Although the criminal charges against Major General Hale may be nearing resolution, the stigma of his actions will continue to haunt the Army and Air Force due to a pending civil action filed by Mrs. Madden in Washington, D.C. The lawsuit charges that Army and Air Force officials intentionally released privileged medical and other defamatory information in an attempt to discredit Mrs. Madden's allegations against Major General Hale. In the initial stage of the criminal investigation, senior military officials repeatedly intimated Major General Hale's accusation that Mrs. Madden was a "stalker" to reporters; a characterization the government has now openly admitted was false in court papers filed this month.

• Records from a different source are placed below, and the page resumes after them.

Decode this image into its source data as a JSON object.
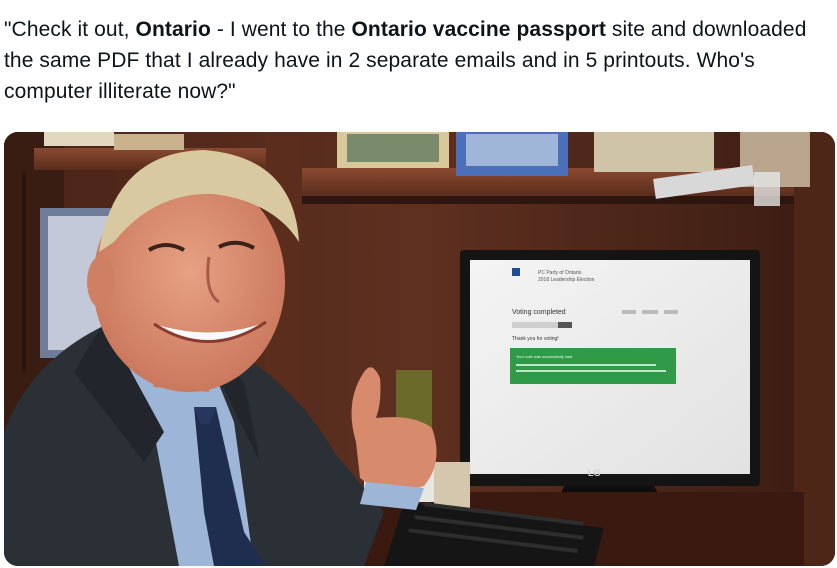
{
  "tweet": {
    "caption_parts": [
      {
        "text": "\"Check it out, ",
        "bold": false
      },
      {
        "text": "Ontario",
        "bold": true
      },
      {
        "text": " - I went to the ",
        "bold": false
      },
      {
        "text": "Ontario vaccine passport",
        "bold": true
      },
      {
        "text": " site and downloaded the same PDF that I already have in 2 separate emails and in 5 printouts.  Who's computer illiterate now?\"",
        "bold": false
      }
    ]
  },
  "photo": {
    "monitor_brand": "LG",
    "screen": {
      "header_title": "PC Party of Ontario",
      "header_subtitle": "2018 Leadership Election",
      "heading": "Voting completed",
      "thanks": "Thank you for voting!",
      "banner_line": "Your vote was successfully cast"
    }
  },
  "colors": {
    "wood_dark": "#3b1e14",
    "wood_mid": "#5a2e1f",
    "screen_green": "#2f9a48",
    "suit": "#2b2f36",
    "shirt": "#9db6d8",
    "skin": "#d98b6e"
  }
}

"Various military officials, including those of senior rank, blatantly and intentionally violated Mrs. Madden's privacy in order to defend one of their own. While the pending criminal proceedings against Major General Hale certainly represents the government's attempt to correct its initial mistakes, its refusal to accept institutional accountability for its actions does nothing to lessen the pain and frustrations Mrs. Madden has experienced for more than a year," said Mark S. Zaid, Mrs. Madden's attorney and Executive Director of The James Madison Project (JMP). The civil action will publicly expose the misconduct of senior military officials in their attempt to avoid and/or cover-up yet another sex-charged scandal, added Zaid.

Major General Hale was charged with 17 violations of the Uniform Code of Military Justice on December 9, 1998, following nearly a one year long investigation prompted by allegations of misconduct filed by Mrs. Madden. This case marked the first time in nearly 50 years that an Army general faced court-martial charges. Despite facing charges of criminal conduct, Major General Hale was permitted to retire in February 1998; a move so criticized that Secretary of Defense William Cohen implemented new retirement guidelines in October 1998. Also in October 1998, Major General Hale was sanctioned $2,500 for harassment by a Texas State Court after filing a defamation action against Mrs. Madden alleging her accusations were false.

JMP is a Washington, D.C.-based non-profit organization with the primary purpose of educating the public on issues relating to intelligence gathering and operations, secrecy policies, national security and government wrongdoing.

A press conference will be held following the sentencing of Major General Hale on Wednesday, March 17, 1999, at a time and place TBA.